A propósito da polémica sobre os brasões
das ex-colónias na Praça do Império e os 20 anos da CPLP, Fátima Bonifácio
escreve sobre a "selectividade histórica que resulta na amputação da
memória"
Há 20 anos, segundo informou o
vereador José Sá Fernandes no Público de 27 de Agosto de 2014, Portugal – nós
todos, suponho que através da Câmara Municipal de Lisboa – votou ao abandono os
Brasões da Praça do Império, de que hoje sobram apenas uns murchos “restos”
melancólicos que ninguém rega, que ninguém poda, de que ninguém cuida; alguns
definharam ao ponto de desaparecerem, soterrados por baixo das ervas daninhas e
da vegetação selvagem que espontânea e exuberantemente se foram instalando no
terreno.
Em 2014, Sá Fernandes,
vereador responsável pela Verdura e Energia da capital, alegou que aqueles
símbolos do Império “estavam ultrapassados” e que não fazia nenhuma
espécie de sentido conservar composições florais alusivas aos vastos
territórios de um Portugal pluricontinental que cessara de existir a partir de
1974. Porém e misteriosamente, até mesmo paradoxalmente, ao passo que estes
abomináveis “símbolos do colonialismo” – não obstante constituírem um conjunto
único de mosaico-cultura – eram sumariamente condenados a uma morte deliberada
e anunciada, já os “brasões em pedra do lago central” são para manter, segundo
o relatório aprovado pelo júri chamado a pronunciar-se sobre o projecto
vencedor para a requalificação, recuperação ou restauro da Praça do Império (Público, 20.7.2016).

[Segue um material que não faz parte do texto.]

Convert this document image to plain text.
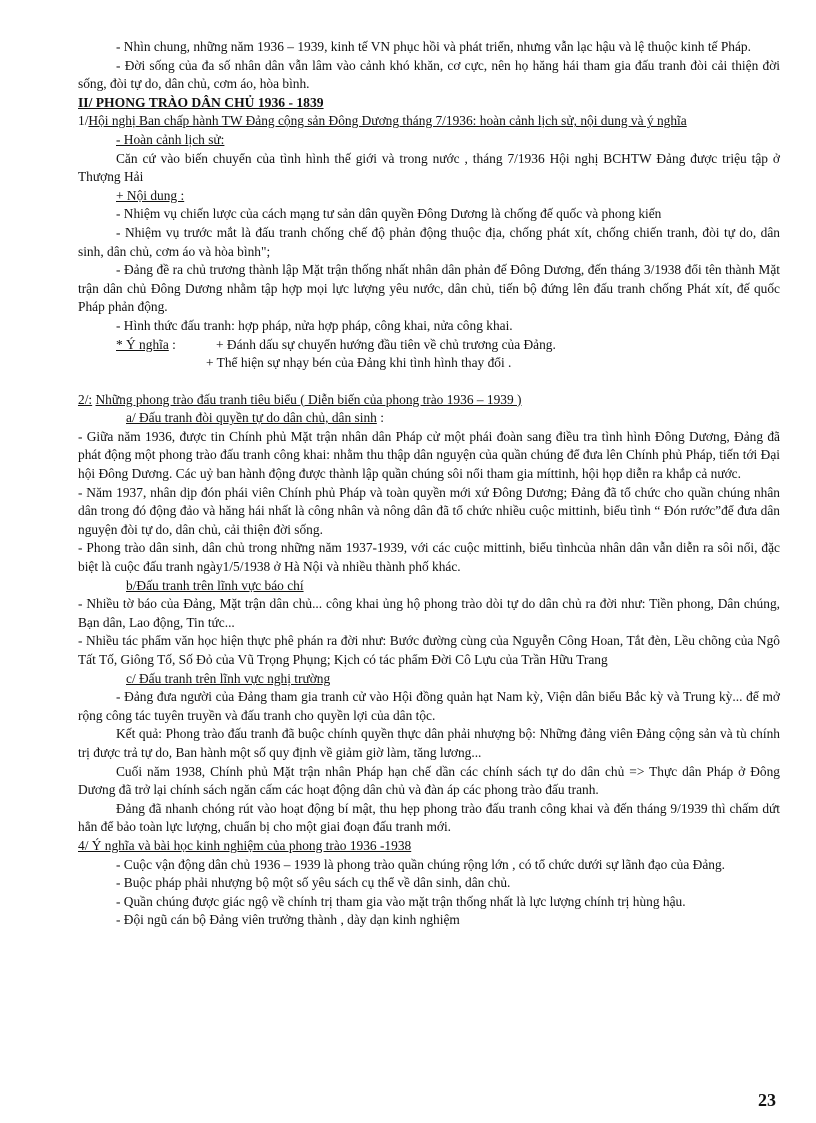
- Nhìn chung, những năm 1936 – 1939, kinh tế VN phục hồi và phát triển, nhưng vẫn lạc hậu và lệ thuộc kinh tế Pháp.

- Đời sống của đa số nhân dân vẫn lâm vào cảnh khó khăn, cơ cực, nên họ hăng hái tham gia đấu tranh đòi cải thiện đời sống, đòi tự do, dân chủ, cơm áo, hòa bình.

II/ PHONG TRÀO DÂN CHỦ 1936 - 1839

1/Hội nghị Ban chấp hành TW Đảng cộng sản Đông Dương tháng 7/1936: hoàn cảnh lịch sử, nội dung và ý nghĩa

- Hoàn cảnh lịch sử:

Căn cứ vào biến chuyển của tình hình thế giới và trong nước , tháng 7/1936 Hội nghị BCHTW Đảng được triệu tập ở Thượng Hải

+ Nội dung :

- Nhiệm vụ chiến lược của cách mạng tư sản dân quyền Đông Dương là chống đế quốc và phong kiến

- Nhiệm vụ trước mắt là đấu tranh chống chế độ phản động thuộc địa, chống phát xít, chống chiến tranh, đòi tự do, dân sinh, dân chủ, cơm áo và hòa bình";

- Đảng đề ra chủ trương thành lập Mặt trận thống nhất nhân dân phản đế Đông Dương, đến tháng 3/1938 đổi tên thành Mặt trận dân chủ Đông Dương nhằm tập hợp mọi lực lượng yêu nước, dân chủ, tiến bộ đứng lên đấu tranh chống Phát xít, đế quốc Pháp phản động.

- Hình thức đấu tranh: hợp pháp, nửa hợp pháp, công khai, nửa công khai.

* Ý nghĩa :	+ Đánh dấu sự chuyển hướng đầu tiên về chủ trương của Đảng.
+ Thể hiện sự nhạy bén của Đảng khi tình hình thay đổi .

2/: Những phong trào đấu tranh tiêu biểu ( Diễn biến của phong trào 1936 – 1939 )

a/ Đấu tranh đòi quyền tự do dân chủ, dân sinh :

- Giữa năm 1936, được tin Chính phủ Mặt trận nhân dân Pháp cử một phái đoàn sang điều tra tình hình Đông Dương, Đảng đã phát động một phong trào đấu tranh công khai: nhằm thu thập dân nguyện của quần chúng để đưa lên Chính phủ Pháp, tiến tới Đại hội Đông Dương. Các uỷ ban hành động được thành lập quần chúng sôi nổi tham gia míttinh, hội họp diễn ra khắp cả nước.

- Năm 1937, nhân dịp đón phái viên Chính phủ Pháp và toàn quyền mới xứ Đông Dương; Đảng đã tổ chức cho quần chúng nhân dân trong đó động đảo và hăng hái nhất là công nhân và nông dân đã tổ chức nhiều cuộc mittinh, biểu tình “ Đón rước”để đưa dân nguyện đòi tự do, dân chủ, cải thiện đời sống.

- Phong trào dân sinh, dân chủ trong những năm 1937-1939, với các cuộc mittinh, biểu tìnhcủa nhân dân vẫn diễn ra sôi nổi, đặc biệt là cuộc đấu tranh ngày1/5/1938 ở Hà Nội và nhiều thành phố khác.

b/Đấu tranh trên lĩnh vực báo chí

- Nhiều tờ báo của Đảng, Mặt trận dân chủ... công khai ủng hộ phong trào dòi tự do dân chủ ra đời như: Tiền phong, Dân chúng, Bạn dân, Lao động, Tin tức...

- Nhiều tác phẩm văn học hiện thực phê phán ra đời như: Bước đường cùng của Nguyễn Công Hoan, Tắt đèn, Lều chõng của Ngô Tất Tố, Giông Tố, Số Đỏ của Vũ Trọng Phụng; Kịch có tác phẩm Đời Cô Lựu của Trần Hữu Trang

c/ Đấu tranh trên lĩnh vực nghị trường

- Đảng đưa người của Đảng tham gia tranh cử vào Hội đồng quản hạt Nam kỳ, Viện dân biểu Bắc kỳ và Trung kỳ... để mở rộng công tác tuyên truyền và đấu tranh cho quyền lợi của dân tộc.

Kết quả: Phong trào đấu tranh đã buộc chính quyền thực dân phải nhượng bộ: Những đảng viên Đảng cộng sản và tù chính trị được trả tự do, Ban hành một số quy định về giảm giờ làm, tăng lương...

Cuối năm 1938, Chính phủ Mặt trận nhân Pháp hạn chế dần các chính sách tự do dân chủ => Thực dân Pháp ở Đông Dương đã trở lại chính sách ngăn cấm các hoạt động dân chủ và đàn áp các phong trào đấu tranh.

Đảng đã nhanh chóng rút vào hoạt động bí mật, thu hẹp phong trào đấu tranh công khai và đến tháng 9/1939 thì chấm dứt hẳn để bảo toàn lực lượng, chuẩn bị cho một giai đoạn đấu tranh mới.

4/ Ý nghĩa và bài học kinh nghiệm của phong trào 1936 -1938

- Cuộc vận động dân chủ 1936 – 1939 là phong trào quần chúng rộng lớn , có tổ chức dưới sự lãnh đạo của Đảng.

- Buộc pháp phải nhượng bộ một số yêu sách cụ thể về dân sinh, dân chủ.

- Quần chúng được giác ngộ về chính trị tham gia vào mặt trận thống nhất là lực lượng chính trị hùng hậu.

- Đội ngũ cán bộ Đảng viên trưởng thành , dày dạn kinh nghiệm

23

Em suma, há brasões e brasões,
vá-se lá saber porquê. E se certos brasões ofendem a nossa consciência
desembaraçadamente progressista e decididamente anticolonialista, cabe
perguntar por que motivo se não arrasa o Padrão dos Descobrimentos, ali mesmo
ao lado, com a assinatura do mesmíssimo arquitecto, Cottinelli Telmo, e
igualmente ensombrado pela sua ligação umbilical à Exposição do Mundo Português
de 1940. E, já agora, cabe ainda perguntar por que motivo se não arrasam
tantas construções manuelinas, já que todas elas ostentam ornamentações
inspiradas nos elementos náuticos que estão na origem do nosso Império
multicontinental, designação de fachada inventada pelos fascistas para encobrir
o descarnado colonialismo que mancha indelevelmente a gesta lusitana através
dos séculos.
Simoneta Luz Afonso, presidente
do júri referido, tem o bom senso de não ir por aqui. Argumenta que o conjunto
de composições florais em que se integram os brasões não constava do projecto
original de Cottinelli Telmo, e que por isso não podiam tais conjuntos (e tais
brasões) ser considerados “um elemento histórico”; além disso, “foram criados
para uma exposição de floricultura, que era uma coisa absolutamente efémera.” (Público, 20.7.16).
Pois, de facto não constavam
do projecto inicial de Telmo, que era o projecto da Praça do Império
propriamente dita, mas constavam do projecto do jardim quadrangular criado na
mesma altura e para o mesmo efeito comemorativo dos 800 anos da independência de
Portugal, porém desenhado por um outro arquitecto, de seu nome Vasco Lacerda
Marques. Quanto ao destino “absolutamente efémero” que lhe teria sido ab
initio assinado, convenhamos que, para efemeridade tão absoluta,
duraram demasiado tempo. Duraram de 1940 até 1994 (se as datas fornecidas por
Sá Fernandes estão certas, como têm obrigação de estar). Duraram cinco décadas
e meia, mais de meio século, tempo mais que suficiente para terem sido
historicamente consagrados. Como historicamente consagrada está a igreja de
Siza Vieira em Marco de Canavezes, embora conte apenas com 20 anos de
existência.
Bem sei, evidentemente, que
uma igreja não é o mesmo que uma exposição de floricultura ou uma “instalação”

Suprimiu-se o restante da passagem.